Add to it that I am a mother, and the pool of potential worries grows exponentially.
There is a daily battle that rages within me when my children leave the house. I am the silent female version of Telly, the Sesame Street monster, nicknamed Mr. Worrywart. I can't help it: When they walk out the door into that big world, will they come back? Is that cough from a cold or SARS? What am I doing today, that will land them on the psychiatrist's couch tomorrow? When they are out of my sight, are they still polite? Are they happy? Are they healthy?
As parents, we suppress a multitude of "what-ifs" to survive.
This year, I find myself even more worried.
I'm not sure why. Maybe the boys are older, so my worries are bigger. Maybe I'm getting older. (I know I don't look it, but it is happening.)
But maybe it has more to do with who is in the White House. I don't think he worries enough. How can you trust someone who doesn't worry?
Worry is part of who I am. I embrace it. I own it. Years of therapy have whittled away but a small portion of my propensity.
And while I spend a lot of time on it, I also would like to think I do it well. Still, I can always use tips.
So I consider the Worry Index required reading. The Annual Survey of Illinois Voters is conducted by the Coalition for Consumer Rights. The index, based on interviews with 821 registered voters conducted during a two-week period this past fall, outlines the worries uppermost in our minds.

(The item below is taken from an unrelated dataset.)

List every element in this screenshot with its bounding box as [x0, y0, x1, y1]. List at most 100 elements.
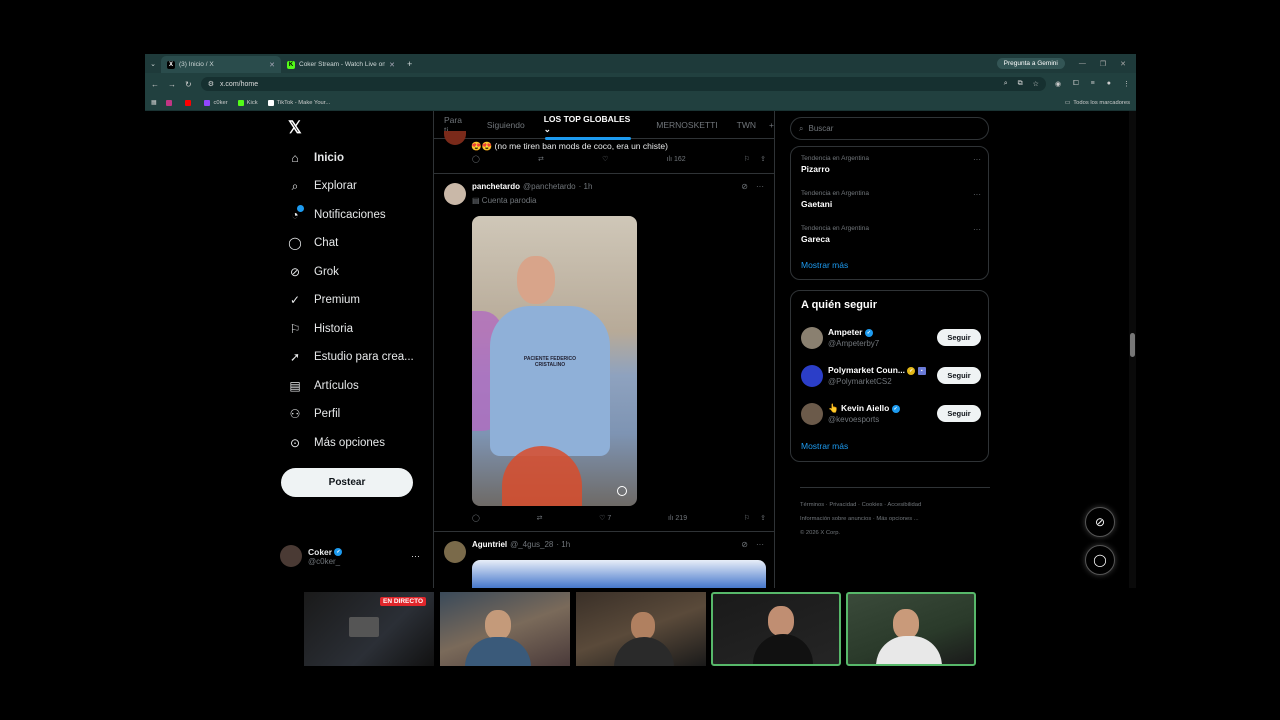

It affirms we are not alone in our angst. It's quite a comfort. "Households with children simply worry more than households without," says Gail Siegel, the coalition's executive director.
Well, there are other points in the study not so painfully obvious, including:
n Women worry more than men. (OK, this one is excruciatingly obvious.)

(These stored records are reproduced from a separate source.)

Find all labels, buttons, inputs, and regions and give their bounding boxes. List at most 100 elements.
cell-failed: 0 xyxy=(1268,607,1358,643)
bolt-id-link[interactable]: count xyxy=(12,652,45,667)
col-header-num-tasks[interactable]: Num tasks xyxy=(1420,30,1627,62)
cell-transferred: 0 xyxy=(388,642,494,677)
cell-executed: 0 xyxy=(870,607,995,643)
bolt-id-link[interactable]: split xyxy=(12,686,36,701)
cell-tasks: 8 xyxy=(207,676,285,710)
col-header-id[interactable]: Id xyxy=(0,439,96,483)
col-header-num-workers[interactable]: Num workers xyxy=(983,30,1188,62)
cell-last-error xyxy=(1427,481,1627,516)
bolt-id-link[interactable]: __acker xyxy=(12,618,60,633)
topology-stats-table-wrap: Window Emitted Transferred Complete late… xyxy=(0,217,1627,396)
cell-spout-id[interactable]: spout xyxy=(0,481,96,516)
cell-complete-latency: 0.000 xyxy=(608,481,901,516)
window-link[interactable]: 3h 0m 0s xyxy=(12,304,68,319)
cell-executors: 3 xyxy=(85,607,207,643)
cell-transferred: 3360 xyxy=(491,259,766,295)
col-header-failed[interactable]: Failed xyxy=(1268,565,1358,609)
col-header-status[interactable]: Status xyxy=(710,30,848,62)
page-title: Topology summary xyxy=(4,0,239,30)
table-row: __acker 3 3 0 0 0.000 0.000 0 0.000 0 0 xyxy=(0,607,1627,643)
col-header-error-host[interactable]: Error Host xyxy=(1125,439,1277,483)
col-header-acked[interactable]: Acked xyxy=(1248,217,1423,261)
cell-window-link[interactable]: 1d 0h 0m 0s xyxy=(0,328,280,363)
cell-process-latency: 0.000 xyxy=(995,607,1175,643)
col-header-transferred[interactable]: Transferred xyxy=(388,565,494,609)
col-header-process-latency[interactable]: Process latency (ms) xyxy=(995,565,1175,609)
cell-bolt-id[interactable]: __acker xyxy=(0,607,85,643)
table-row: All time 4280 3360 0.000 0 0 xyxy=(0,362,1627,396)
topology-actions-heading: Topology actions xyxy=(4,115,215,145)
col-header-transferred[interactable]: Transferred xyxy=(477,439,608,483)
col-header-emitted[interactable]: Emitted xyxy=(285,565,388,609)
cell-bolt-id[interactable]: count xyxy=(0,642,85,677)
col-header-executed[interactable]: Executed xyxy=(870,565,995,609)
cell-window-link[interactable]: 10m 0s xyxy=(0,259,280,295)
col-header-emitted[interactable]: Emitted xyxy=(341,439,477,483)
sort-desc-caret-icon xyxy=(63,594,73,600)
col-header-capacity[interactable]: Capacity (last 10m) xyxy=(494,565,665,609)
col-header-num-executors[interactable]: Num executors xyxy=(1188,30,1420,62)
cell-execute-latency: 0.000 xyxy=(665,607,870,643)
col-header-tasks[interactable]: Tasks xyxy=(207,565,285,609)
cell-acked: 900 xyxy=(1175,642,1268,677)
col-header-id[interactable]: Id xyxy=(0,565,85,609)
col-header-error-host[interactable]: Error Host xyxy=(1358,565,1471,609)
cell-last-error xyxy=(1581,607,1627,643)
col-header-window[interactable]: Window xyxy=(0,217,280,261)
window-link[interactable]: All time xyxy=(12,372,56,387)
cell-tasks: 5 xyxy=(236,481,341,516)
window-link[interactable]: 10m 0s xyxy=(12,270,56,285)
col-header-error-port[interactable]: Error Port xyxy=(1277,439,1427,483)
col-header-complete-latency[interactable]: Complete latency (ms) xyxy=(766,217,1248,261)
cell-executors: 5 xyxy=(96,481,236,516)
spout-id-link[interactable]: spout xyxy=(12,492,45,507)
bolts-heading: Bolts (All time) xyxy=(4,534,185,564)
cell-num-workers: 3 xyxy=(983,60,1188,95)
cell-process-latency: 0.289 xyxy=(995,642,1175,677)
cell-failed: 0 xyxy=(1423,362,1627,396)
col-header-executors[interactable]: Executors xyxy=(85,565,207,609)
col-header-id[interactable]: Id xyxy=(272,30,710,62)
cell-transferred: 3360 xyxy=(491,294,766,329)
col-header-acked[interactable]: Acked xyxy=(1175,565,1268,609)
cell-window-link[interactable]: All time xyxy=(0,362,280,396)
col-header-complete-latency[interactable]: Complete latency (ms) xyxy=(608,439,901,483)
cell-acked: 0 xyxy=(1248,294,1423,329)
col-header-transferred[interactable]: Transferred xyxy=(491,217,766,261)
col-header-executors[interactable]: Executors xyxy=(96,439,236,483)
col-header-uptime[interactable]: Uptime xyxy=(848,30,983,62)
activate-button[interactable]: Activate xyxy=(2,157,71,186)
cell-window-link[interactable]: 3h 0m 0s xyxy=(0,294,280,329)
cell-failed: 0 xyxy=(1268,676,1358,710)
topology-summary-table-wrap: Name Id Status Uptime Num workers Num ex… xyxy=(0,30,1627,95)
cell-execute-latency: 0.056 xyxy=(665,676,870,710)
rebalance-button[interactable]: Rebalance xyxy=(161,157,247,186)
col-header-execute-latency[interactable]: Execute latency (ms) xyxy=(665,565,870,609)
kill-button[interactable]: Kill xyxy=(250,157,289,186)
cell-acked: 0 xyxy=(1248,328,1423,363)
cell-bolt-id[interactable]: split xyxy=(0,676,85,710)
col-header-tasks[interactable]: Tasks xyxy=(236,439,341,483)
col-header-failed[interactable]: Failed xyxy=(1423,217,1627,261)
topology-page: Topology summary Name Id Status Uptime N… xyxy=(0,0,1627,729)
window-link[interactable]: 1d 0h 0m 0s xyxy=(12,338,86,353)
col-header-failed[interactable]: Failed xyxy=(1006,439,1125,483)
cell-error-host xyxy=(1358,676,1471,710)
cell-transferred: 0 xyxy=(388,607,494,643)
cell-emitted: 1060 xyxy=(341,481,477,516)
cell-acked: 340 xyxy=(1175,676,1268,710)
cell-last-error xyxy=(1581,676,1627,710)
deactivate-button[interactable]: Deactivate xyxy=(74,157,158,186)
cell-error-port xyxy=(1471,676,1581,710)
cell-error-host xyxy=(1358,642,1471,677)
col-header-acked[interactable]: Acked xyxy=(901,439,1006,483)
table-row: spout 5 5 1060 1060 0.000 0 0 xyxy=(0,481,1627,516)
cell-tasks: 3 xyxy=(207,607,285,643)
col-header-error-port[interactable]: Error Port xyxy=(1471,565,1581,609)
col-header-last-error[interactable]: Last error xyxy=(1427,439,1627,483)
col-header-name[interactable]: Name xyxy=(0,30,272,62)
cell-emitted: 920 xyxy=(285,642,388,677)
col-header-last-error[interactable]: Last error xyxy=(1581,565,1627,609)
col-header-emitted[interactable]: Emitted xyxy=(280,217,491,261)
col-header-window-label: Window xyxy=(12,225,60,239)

n As income level rises, worry intensity diminishes. (I'll get back to you when my income rises.)
But the most interesting part of the report reads: "The year 2003 was different. Intensity of worry rose in every category tested."
See? It's not just me.
And what about the White House?
"I'm absolutely certain that it has to do with who is in the White House," says Siegel. "But I don't think it is related to someone's lucidity or stupidity or even their ability to give a speech."
Or not give a speech?
"Rather, it's the impact of the White House policies and how they affect the world," says Seigel.
"When the economy is uncertain it spills out across every category," says Seigel. "Anxiety is high now."

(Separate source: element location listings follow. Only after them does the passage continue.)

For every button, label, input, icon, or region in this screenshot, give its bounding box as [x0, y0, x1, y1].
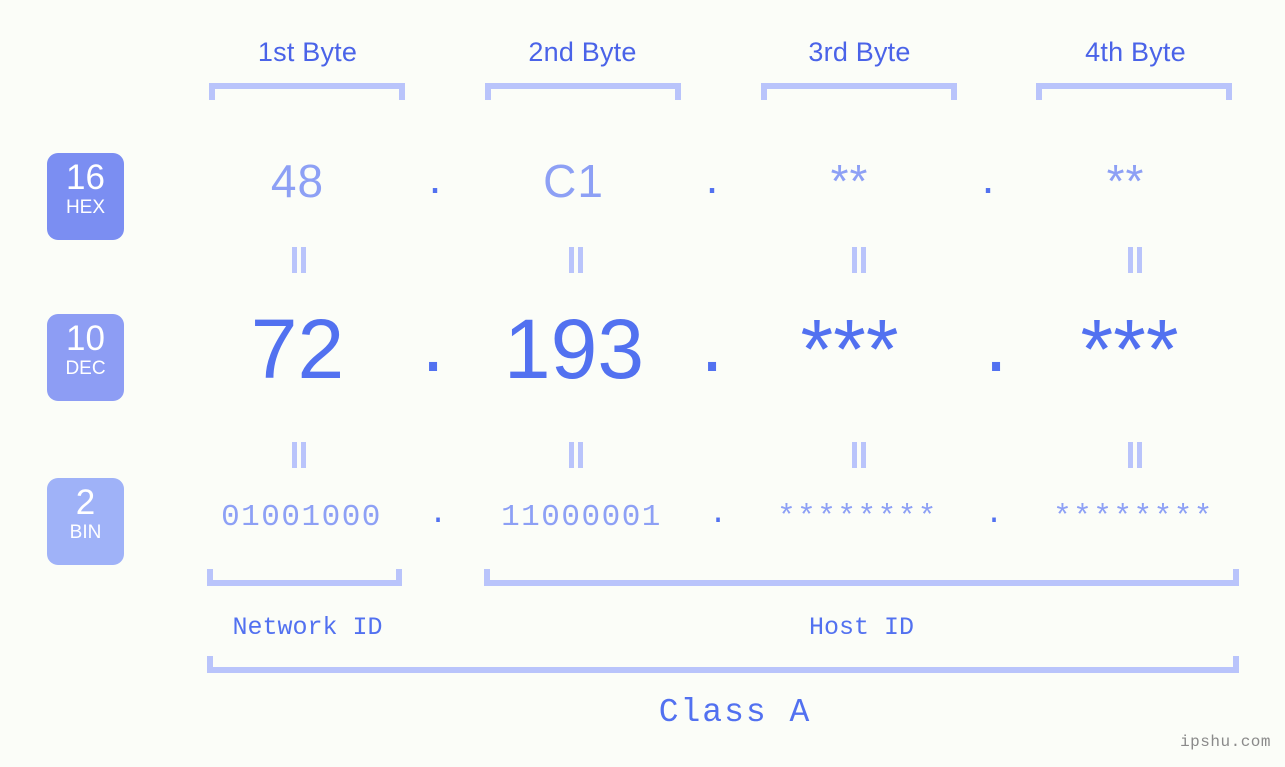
- bin-byte-2: 11000001: [501, 500, 662, 535]
- equals-mark-hex-dec-3: [848, 247, 870, 273]
- base-badge-bin-name: BIN: [69, 522, 102, 543]
- equals-mark-hex-dec-1: [288, 247, 310, 273]
- dec-separator-1: .: [421, 295, 445, 389]
- byte-header-3: 3rd Byte: [808, 37, 911, 67]
- hex-byte-4: **: [1106, 155, 1145, 207]
- base-badge-bin: 2 BIN: [47, 478, 124, 565]
- base-badge-dec-name: DEC: [65, 358, 106, 379]
- equals-mark-hex-dec-4: [1124, 247, 1146, 273]
- bin-byte-3: ********: [777, 500, 938, 535]
- class-bracket: [207, 656, 1239, 673]
- hex-byte-3: **: [830, 155, 869, 207]
- equals-mark-dec-bin-4: [1124, 442, 1146, 468]
- base-badge-hex: 16 HEX: [47, 153, 124, 240]
- hex-separator-3: .: [981, 151, 995, 203]
- dec-byte-4: ***: [1080, 302, 1179, 396]
- bin-separator-1: .: [428, 497, 448, 532]
- equals-mark-dec-bin-2: [565, 442, 587, 468]
- host-id-label: Host ID: [808, 613, 915, 642]
- dec-byte-2: 193: [503, 302, 645, 396]
- byte-bracket-top-2: [485, 83, 681, 100]
- host-id-bracket: [484, 569, 1239, 586]
- equals-mark-dec-bin-3: [848, 442, 870, 468]
- ip-address-breakdown-diagram: 1st Byte 2nd Byte 3rd Byte 4th Byte 16 H…: [0, 0, 1285, 767]
- bin-separator-2: .: [708, 497, 728, 532]
- bin-byte-4: ********: [1053, 500, 1214, 535]
- dec-separator-2: .: [700, 295, 724, 389]
- byte-bracket-top-3: [761, 83, 957, 100]
- base-badge-bin-number: 2: [75, 483, 96, 522]
- bin-separator-3: .: [984, 497, 1004, 532]
- byte-bracket-top-4: [1036, 83, 1232, 100]
- base-badge-hex-number: 16: [66, 158, 105, 197]
- byte-bracket-top-1: [209, 83, 405, 100]
- base-badge-hex-name: HEX: [65, 197, 106, 218]
- equals-mark-hex-dec-2: [565, 247, 587, 273]
- equals-mark-dec-bin-1: [288, 442, 310, 468]
- byte-header-2: 2nd Byte: [528, 37, 637, 67]
- base-badge-dec: 10 DEC: [47, 314, 124, 401]
- hex-separator-2: .: [705, 151, 719, 203]
- dec-separator-3: .: [984, 295, 1008, 389]
- hex-byte-2: C1: [543, 155, 604, 207]
- class-label: Class A: [658, 694, 812, 731]
- bin-byte-1: 01001000: [221, 500, 382, 535]
- site-watermark: ipshu.com: [1180, 733, 1271, 751]
- network-id-label: Network ID: [232, 613, 383, 642]
- hex-byte-1: 48: [270, 155, 325, 207]
- byte-header-4: 4th Byte: [1085, 37, 1186, 67]
- network-id-bracket: [207, 569, 402, 586]
- dec-byte-3: ***: [800, 302, 899, 396]
- hex-separator-1: .: [428, 151, 442, 203]
- dec-byte-1: 72: [250, 302, 345, 396]
- byte-header-1: 1st Byte: [257, 37, 358, 67]
- base-badge-dec-number: 10: [66, 319, 105, 358]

My friend the rabbi believes there are two types of parents. Some, when their children are born, turn inward-trying to fix home and hearth.
Others look outward. They see the world's problems, and feel called to fix them before passing the world on to their children. The rabbi, who left for Israel last week, is an outtie. Bush didn't travel to Europe before his presidency-not a sign of an outtie.
Me? My inward worries are similar to my parental worries: the boys, their education, health, safety and happiness. Those are peppered with the mortgage, the flowers growing in the gutters, taxes, my job and the yet-to-be-determined sex of our iguana.
But I have some pretty meaty outward worries.
n Why are nearly 40 percent of U.S. children-27 million-living in low-income families?
n If children are important to us and we know their early years are critical and three out of five U.S. kids under age 6 are in daycare, why do we allow the majority of U.S. childcare to be poor to mediocre? And why are we spending $52 million for a campaign to introduce the new $20 bill?
n Why are our children dying in Iraq-these soldiers are our boys and girls-and isn't $87 billion a lot to spend on a war that is supposed to be over?
n Why are our children dying in our streets from gangs and gunfire? Chicago's gang-related homicides are the highest in the nation. These are still our children even if they have made bad choices.
With all this, Bush has to be worried, right?
After all, he is our leader. So I went on a quest for the the President's worry index.
I searched every radio address he's made for the past four months on topics such as Iraq, No Child Left Behind and the war on terrorism. I also looked through the five major speeches he has made this year. What did I find? He's "determined," "firm," "resolute" and even "committed."
But not once did he say "I'm worried." Not even "you might be worried" or "don't worry."
If you measure a man by his words, Bush is simply not worried. Maybe, that's why the rest of us are picking up the slack.